Aus der im Bebauungsplanauszug enthaltenen Bezeichnung „Bungalowsiedlung“ im streitgegenständlichen Bereich kann die Klägerin kein Abwehrrecht dahingehend ableiten, dass die außerhalb der überbaubaren Flächen gelegenen Flächen aus Gründen des Nachbarschutzes unbebaut bleiben sollen. Nach allgemeinem Sprachgebrauch bezeichnet der aus dem indischen Sprachraum kommende Begriff „Bungalow“ ausschließlich, dass es sich um ein eingeschossiges Haus handelt, das häufig, aber nicht notwendigerweise ein Flachdach besitzt. Demnach verbleibt es, wie bereits im Eilbeschluss der Kammer vom 25. April 2014 ausgeführt, dabei, dass die betreffenden Festsetzungen des Bebauungsplanes hinsichtlich der Baugrenze und hinsichtlich der Dachneigung keine nachbarschützende Funktion haben. Soweit die Klägerin meint, sie könne eine Bebauung des neu entstandenen Grundstückes Fl.Nr. … deswegen abwehren, weil eine etwaige Bebauung in die Wurzeln der auf ihrem Grundstück stehenden Weide eingreifen würde, ist dies öffentlich-rechtlich unbeachtlich. Letztlich ist dies ein zivilrechtliches Problem des § 910 BGB (Überhang von Wurzeln und Zweigen), was aber im öffentlichen Recht nicht zu würdigen ist. Insoweit ist auf die Vorschrift des Art. 68 Abs. 4 BayBO zu verweisen, wonach die Baugenehmigung unbeschadet der privaten Rechte Dritter erteilt wird.

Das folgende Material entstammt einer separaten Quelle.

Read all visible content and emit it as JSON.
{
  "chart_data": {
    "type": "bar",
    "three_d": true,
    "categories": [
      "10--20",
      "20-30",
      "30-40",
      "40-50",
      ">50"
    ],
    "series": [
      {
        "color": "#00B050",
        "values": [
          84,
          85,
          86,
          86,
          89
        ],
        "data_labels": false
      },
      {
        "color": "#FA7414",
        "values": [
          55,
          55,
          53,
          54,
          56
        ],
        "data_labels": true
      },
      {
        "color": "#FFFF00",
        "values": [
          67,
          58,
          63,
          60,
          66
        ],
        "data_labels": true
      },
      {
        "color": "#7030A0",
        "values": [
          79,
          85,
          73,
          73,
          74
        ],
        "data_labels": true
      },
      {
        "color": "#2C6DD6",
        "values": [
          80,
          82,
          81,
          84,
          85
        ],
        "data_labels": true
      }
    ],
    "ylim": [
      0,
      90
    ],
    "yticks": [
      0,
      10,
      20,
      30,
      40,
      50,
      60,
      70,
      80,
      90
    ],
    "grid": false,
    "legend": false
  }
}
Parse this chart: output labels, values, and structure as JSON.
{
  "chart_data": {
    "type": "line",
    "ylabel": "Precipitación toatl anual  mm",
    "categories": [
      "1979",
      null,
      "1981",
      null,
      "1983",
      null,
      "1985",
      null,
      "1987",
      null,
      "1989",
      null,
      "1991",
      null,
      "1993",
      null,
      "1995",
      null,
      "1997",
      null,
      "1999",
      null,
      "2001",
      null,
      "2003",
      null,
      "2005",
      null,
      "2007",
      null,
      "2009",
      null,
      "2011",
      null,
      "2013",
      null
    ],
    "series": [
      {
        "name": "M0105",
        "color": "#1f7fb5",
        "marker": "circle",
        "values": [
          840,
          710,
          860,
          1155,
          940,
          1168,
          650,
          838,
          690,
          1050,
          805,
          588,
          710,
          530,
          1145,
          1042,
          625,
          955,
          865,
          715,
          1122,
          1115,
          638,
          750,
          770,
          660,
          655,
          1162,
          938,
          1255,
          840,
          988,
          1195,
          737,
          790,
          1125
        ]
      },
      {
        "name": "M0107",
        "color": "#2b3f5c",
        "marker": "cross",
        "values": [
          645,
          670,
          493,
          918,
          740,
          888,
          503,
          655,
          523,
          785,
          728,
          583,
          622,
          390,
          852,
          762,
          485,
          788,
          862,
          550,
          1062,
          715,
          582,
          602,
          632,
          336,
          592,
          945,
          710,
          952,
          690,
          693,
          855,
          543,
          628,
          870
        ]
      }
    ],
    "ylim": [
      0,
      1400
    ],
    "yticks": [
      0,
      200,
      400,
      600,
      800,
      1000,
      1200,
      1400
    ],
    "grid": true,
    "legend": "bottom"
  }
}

Zusammenfassend ist die Kammer der Auffassung, dass die mit der erteilten Baugenehmigung zugelassene Bebauung auf dem Grundstück Fl.Nr. … gegenüber dem Anwesen der Klägerin nicht rücksichtslos ist.
Die Klage war demnach abzuweisen.
Die Kostenentscheidung beruht auf § 154 Abs. 1 VwGO.